Efekty ustawy można było obserwować ostatnio w Muzeum Wsi Polskiej, skansenie w Lipinach pokazującym jak polska wieś wyglądała w epoce reymontowskich "Chłopów". Policjanci idąc tropem swojego informatora musieli podszyć się pod turystów, żeby niepostrzeżenie  przeprowadzić rewizję w Krasnoludkowie. Jak podało TVN24, tam pod drzewami wokół chatek krasnoludków namierzyli siedem krzaków. I choć badania laboratoryjne wykazały później, że zarekwirowane rośliny nie posiadają właściwości narkotycznych, to wymiar sprawiedliwości skazał kuratorów muzeum prawomocnym wyrokiem. Konopie siewne zwane przemysłowymi lub pastewnymi zostały posadzone obok gryki i lnu celowo: miały pokazać jak wyglądała dawna polska wioska. W przeszłości te rośliny służyły do produkcji odzieży, lin i płótna; wytwarzano też z nich olej, żywność, papier i wiele innych produktów. Muzeum nie wiedziało o konieczności posiadania pozwolenia na uprawę. Kuratorzy może tylko słyszeli, że UE  zachęca rolników do konopi dotacjami. Albo o konopiach jako najlepszym źródle energii - niedawnej prezentacji polskich naukowców dla parlamentarzystów. Sąd na szczęście odstąpił od wykonania wyroku. Nie zabronił także czytania „Chłopów”.

Nowi amerykańscy kapusie

Nie był to jedyny radosny pomysł twórców tej ustawy. Jej autorzy uwierzyli, że donosicielstwo uzdrowi narkomanów i chory system. Zagrozili dwoma latami więzienia dla właścicieli i zarządców lokali rozrywkowych oraz zakładów gastronomicznych i świadczących inne usługi, którzy nie powiadomią niezwłocznie organów ścigania o popełnieniu przestępstwa związanego z narkotykami. Palenie innych niż tytoń ziół czy choćby inaczej niż w gotowych przemysłowych papierosach (np. fajka, skręt), używki inne niż tytoń i alkohol, choćby legalne, stały się nagle w oczach społeczeństwa podejrzane. Rezultat: wzmocnienie monopolu niebezpiecznego tytoniu i alkoholu na rynku używek oraz stalinowskiej tradycji donosicielskiej. Następnym krokiem powinny być wysokie nagrody pieniężne i rzeczowe dla policyjnych informatorów czy nauczanie dzieci w szkołach, żeby donosiły na rodziców, krewnych i przyjaciół (oczywiście dla ich dobra i zdrowia) – tak jak ma to miejsce w Stanach Zjednoczonych, kolebce narkotykowych prohibicji. I stosy dla czarownic oraz niewiernych, pogan i innowierców.

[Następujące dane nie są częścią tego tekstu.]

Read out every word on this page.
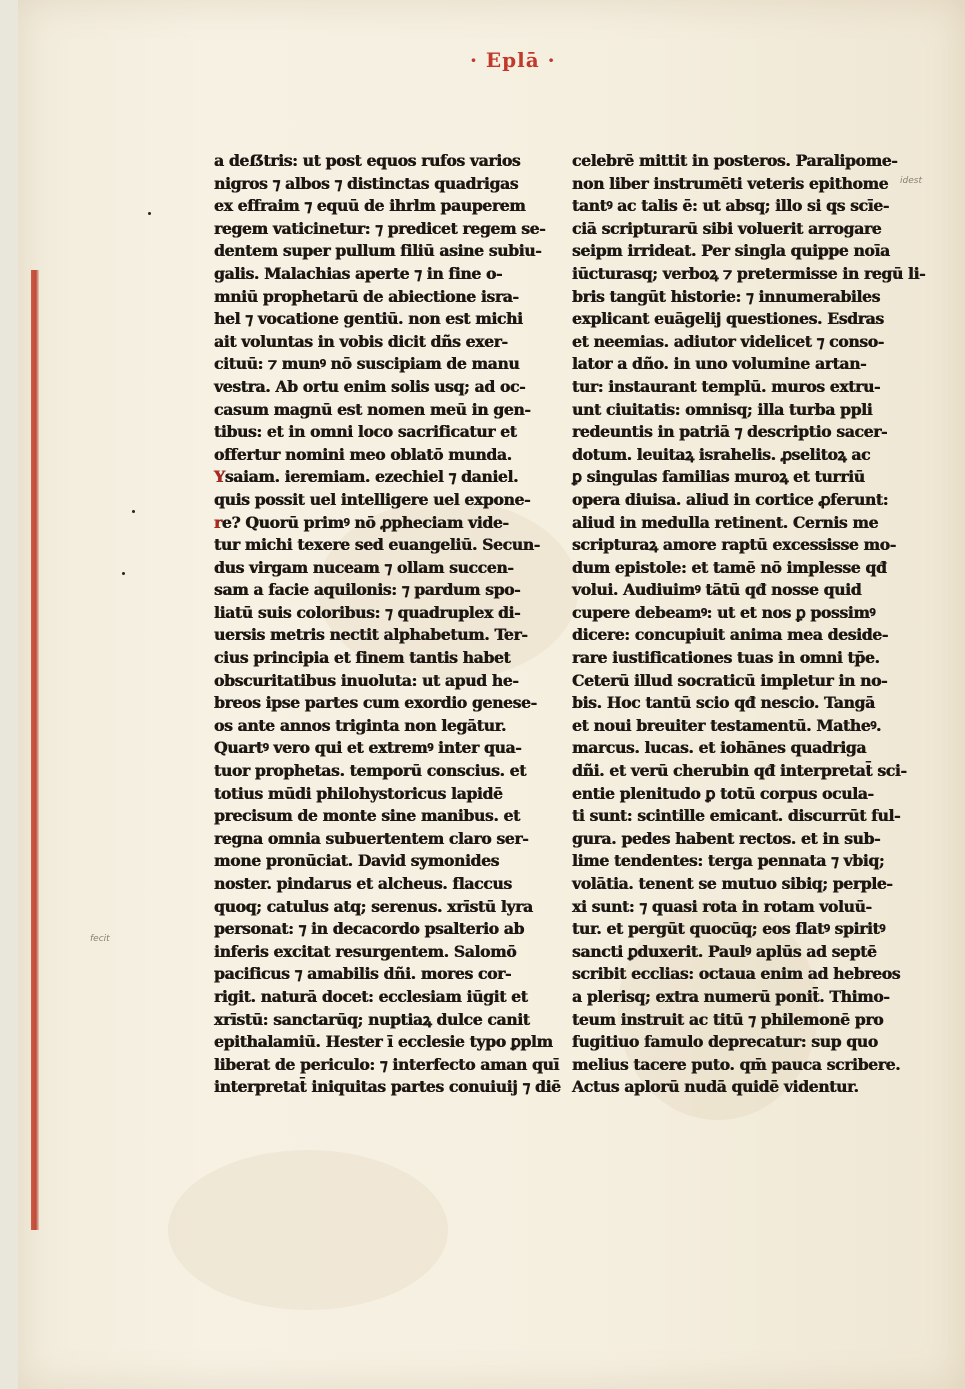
· Eplā ·
a deẞtris: ut post equos rufos varios
nigros ⁊ albos ⁊ distinctas quadrigas
ex effraim ⁊ equū de ihrlm pauperem
regem vaticinetur: ⁊ predicet regem se-
dentem super pullum filiū asine subiu-
galis. Malachias aperte ⁊ in fine o-
mniū prophetarū de abiectione isra-
hel ⁊ vocatione gentiū. non est michi
ait voluntas in vobis dicit dñs exer-
cituū: ⁊ munꝰ nō suscipiam de manu
vestra. Ab ortu enim solis usq; ad oc-
casum magnū est nomen meū in gen-
tibus: et in omni loco sacrificatur et
offertur nomini meo oblatō munda.
Ysaiam. ieremiam. ezechiel ⁊ daniel.
quis possit uel intelligere uel expone-
re? Quorū primꝰ nō ꝓpheciam vide-
tur michi texere sed euangeliū. Secun-
dus virgam nuceam ⁊ ollam succen-
sam a facie aquilonis: ⁊ pardum spo-
liatū suis coloribus: ⁊ quadruplex di-
uersis metris nectit alphabetum. Ter-
cius principia et finem tantis habet
obscuritatibus inuoluta: ut apud he-
breos ipse partes cum exordio genese-
os ante annos triginta non legātur.
Quartꝰ vero qui et extremꝰ inter qua-
tuor prophetas. temporū conscius. et
totius mūdi philohystoricus lapidē
precisum de monte sine manibus. et
regna omnia subuertentem claro ser-
mone pronūciat. David symonides
noster. pindarus et alcheus. flaccus
quoq; catulus atq; serenus. xrīstū lyra
personat: ⁊ in decacordo psalterio ab
inferis excitat resurgentem. Salomō
pacificus ⁊ amabilis dñi. mores cor-
rigit. naturā docet: ecclesiam iūgit et
xrīstū: sanctarūq; nuptiaꝝ dulce canit
epithalamiū. Hester ī ecclesie typo ꝑplm
liberat de periculo: ⁊ interfecto aman quī
interpretat̄ iniquitas partes conuiuij ⁊ diē
celebrē mittit in posteros. Paralipome-
non liber instrumēti veteris epithome
tantꝰ ac talis ē: ut absq; illo si qs scīe-
ciā scripturarū sibi voluerit arrogare
seipm irrideat. Per singla quippe noīa
iūcturasq; verboꝝ ⁊ pretermisse in regū li-
bris tangūt historie: ⁊ innumerabiles
explicant euāgelij questiones. Esdras
et neemias. adiutor videlicet ⁊ conso-
lator a dño. in uno volumine artan-
tur: instaurant templū. muros extru-
unt ciuitatis: omnisq; illa turba ppli
redeuntis in patriā ⁊ descriptio sacer-
dotum. leuitaꝝ israhelis. ꝓselitoꝝ ac
ꝑ singulas familias muroꝝ et turriū
opera diuisa. aliud in cortice ꝓferunt:
aliud in medulla retinent. Cernis me
scripturaꝝ amore raptū excessisse mo-
dum epistole: et tamē nō implesse qđ
volui. Audiuimꝰ tātū qđ nosse quid
cupere debeamꝰ: ut et nos ꝑ possimꝰ
dicere: concupiuit anima mea deside-
rare iustificationes tuas in omni tp̄e.
Ceterū illud socraticū impletur in no-
bis. Hoc tantū scio qđ nescio. Tangā
et noui breuiter testamentū. Matheꝰ.
marcus. lucas. et iohānes quadriga
dñi. et verū cherubin qđ interpretat̄ sci-
entie plenitudo ꝑ totū corpus ocula-
ti sunt: scintille emicant. discurrūt ful-
gura. pedes habent rectos. et in sub-
lime tendentes: terga pennata ⁊ vbiq;
volātia. tenent se mutuo sibiq; perple-
xi sunt: ⁊ quasi rota in rotam voluū-
tur. et pergūt quocūq; eos flatꝰ spiritꝰ
sancti ꝑduxerit. Paulꝰ aplūs ad septē
scribit ecclias: octaua enim ad hebreos
a plerisq; extra numerū ponit̄. Thimo-
teum instruit ac titū ⁊ philemonē pro
fugitiuo famulo deprecatur: sup quo
melius tacere puto. qm̄ pauca scribere.
Actus aplorū nudā quidē videntur.
idest
fecit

Zachęcanie obywateli do donoszenia na innych, nawet na bliskich, nie jest patentem Pawki Morozowa. Amerykański program policyjny DARE polega m. in. na klasowych pogadankach, w czasie których dzieci w wieku od przedszkola do 12. klasy są zachęcane do informowania policjantów o przyzwyczajeniach i używkach rodziców, krewnych, sąsiadów czy znajomych.

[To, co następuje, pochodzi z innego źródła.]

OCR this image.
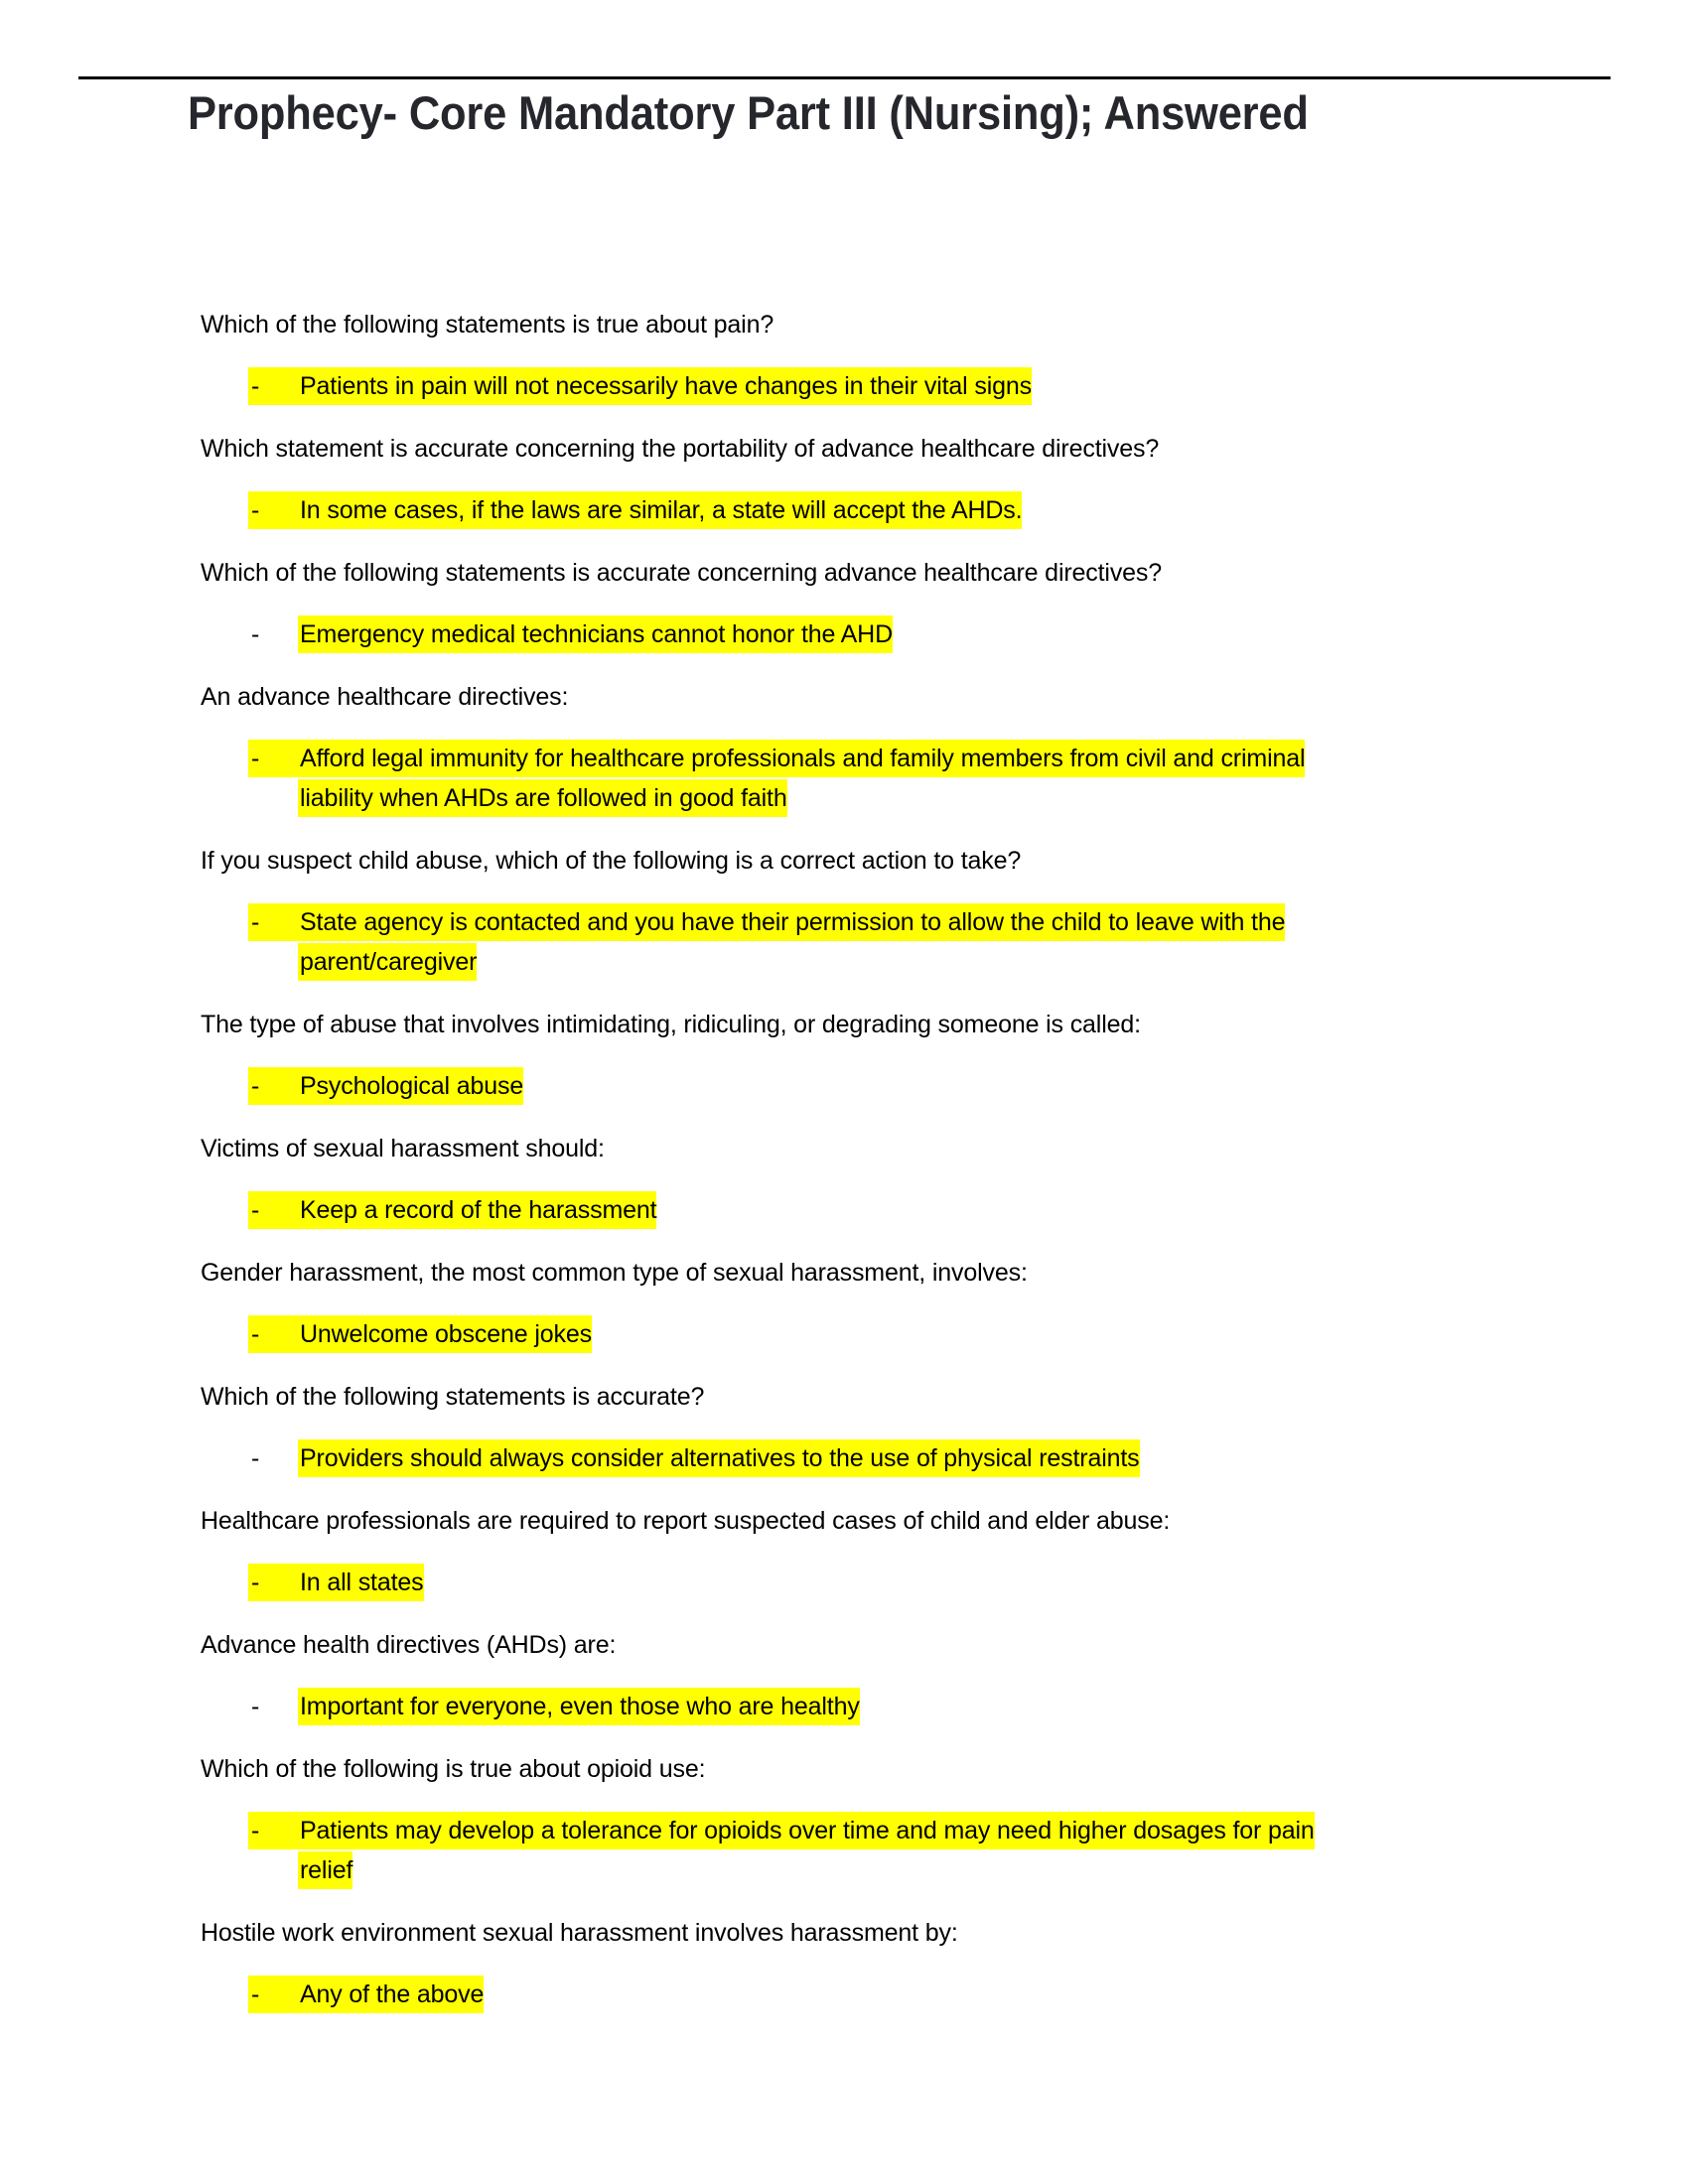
Prophecy- Core Mandatory Part III (Nursing); Answered
Which of the following statements is true about pain?
-	Patients in pain will not necessarily have changes in their vital signs
Which statement is accurate concerning the portability of advance healthcare directives?
-	In some cases, if the laws are similar, a state will accept the AHDs.
Which of the following statements is accurate concerning advance healthcare directives?
-	Emergency medical technicians cannot honor the AHD
An advance healthcare directives:
-	Afford legal immunity for healthcare professionals and family members from civil and criminal
liability when AHDs are followed in good faith
If you suspect child abuse, which of the following is a correct action to take?
-	State agency is contacted and you have their permission to allow the child to leave with the
parent/caregiver
The type of abuse that involves intimidating, ridiculing, or degrading someone is called:
-	Psychological abuse
Victims of sexual harassment should:
-	Keep a record of the harassment
Gender harassment, the most common type of sexual harassment, involves:
-	Unwelcome obscene jokes
Which of the following statements is accurate?
-	Providers should always consider alternatives to the use of physical restraints
Healthcare professionals are required to report suspected cases of child and elder abuse:
-	In all states
Advance health directives (AHDs) are:
-	Important for everyone, even those who are healthy
Which of the following is true about opioid use:
-	Patients may develop a tolerance for opioids over time and may need higher dosages for pain
relief
Hostile work environment sexual harassment involves harassment by:
-	Any of the above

Oczywiście dla dobra i zdrowia tych ludzi: panie i panowie z policji przecież tylko im pomogą, a nie zamkną rodziców w więzieniu, zaś małych donosicieli w domach dziecka. Za prezydentury Reagana program rozrósł się w międzynarodową ośmiornicę. Matka zamordowanego w Suwałkach nastolatka także sama zadzwoniła na policję w sprawie kawałka konopnej żywicy (haszyszu), który znalazła u syna. Koledzy uznali go później za kapusia i wywieźli nad jezioro jak w instruktażowym amerykańskim filmie o narkotykach. 

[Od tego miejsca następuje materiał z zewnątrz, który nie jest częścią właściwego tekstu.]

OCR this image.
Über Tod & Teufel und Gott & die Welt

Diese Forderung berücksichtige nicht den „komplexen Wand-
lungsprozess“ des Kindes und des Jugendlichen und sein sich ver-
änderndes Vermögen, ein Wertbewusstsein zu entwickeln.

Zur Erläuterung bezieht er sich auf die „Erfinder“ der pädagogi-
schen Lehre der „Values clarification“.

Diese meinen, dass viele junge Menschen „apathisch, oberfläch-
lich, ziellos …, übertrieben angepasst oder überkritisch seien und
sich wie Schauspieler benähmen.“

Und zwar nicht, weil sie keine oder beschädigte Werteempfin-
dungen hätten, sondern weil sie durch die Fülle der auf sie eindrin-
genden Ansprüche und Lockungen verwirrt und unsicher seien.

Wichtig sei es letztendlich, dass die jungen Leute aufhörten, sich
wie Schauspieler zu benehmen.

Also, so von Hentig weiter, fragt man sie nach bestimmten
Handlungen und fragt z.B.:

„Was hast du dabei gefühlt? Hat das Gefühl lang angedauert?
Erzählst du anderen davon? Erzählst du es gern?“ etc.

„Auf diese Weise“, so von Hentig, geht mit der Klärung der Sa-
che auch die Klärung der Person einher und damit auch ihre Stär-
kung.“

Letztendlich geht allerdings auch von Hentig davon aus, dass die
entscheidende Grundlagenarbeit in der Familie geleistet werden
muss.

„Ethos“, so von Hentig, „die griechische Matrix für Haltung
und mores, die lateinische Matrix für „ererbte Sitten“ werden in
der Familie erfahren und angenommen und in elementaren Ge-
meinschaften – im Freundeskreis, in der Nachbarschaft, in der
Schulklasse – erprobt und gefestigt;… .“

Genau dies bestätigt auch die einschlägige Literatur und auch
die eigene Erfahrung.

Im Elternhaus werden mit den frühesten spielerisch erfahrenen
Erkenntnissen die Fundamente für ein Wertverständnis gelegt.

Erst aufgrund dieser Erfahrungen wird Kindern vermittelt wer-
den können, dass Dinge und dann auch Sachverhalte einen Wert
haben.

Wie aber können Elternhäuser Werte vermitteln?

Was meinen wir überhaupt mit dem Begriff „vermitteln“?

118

Do uchwalenia tych i późniejszych szkodliwych bubli prawnych z pewnością by nie doszło, gdyby wciąż żył prof. Mikołaj Kozakiewicz, socjolog, Marszałek Sejmu X kadencji i Rzecznik Praw Obywatelskich oraz wielki obrońca prześladowanych. Jako jeden z niewielu polskich polityków posiadał rzetelną wiedzę o problemach walki z narkomanią i światowych rozwiązaniach w tej dziedzinie. Kozakiewicz był gorącym zwolennikiem leczenia i edukacji, a nie karania więzieniem uzależnionych przez system ludzi. Autor „Z księgi zakazów” był także orędownikiem legalizacji konopi. Dzisiaj artystka Weronika Kozakiewicz, wdowa po śp. Profesorze, wspiera ruch Wolne Konopie.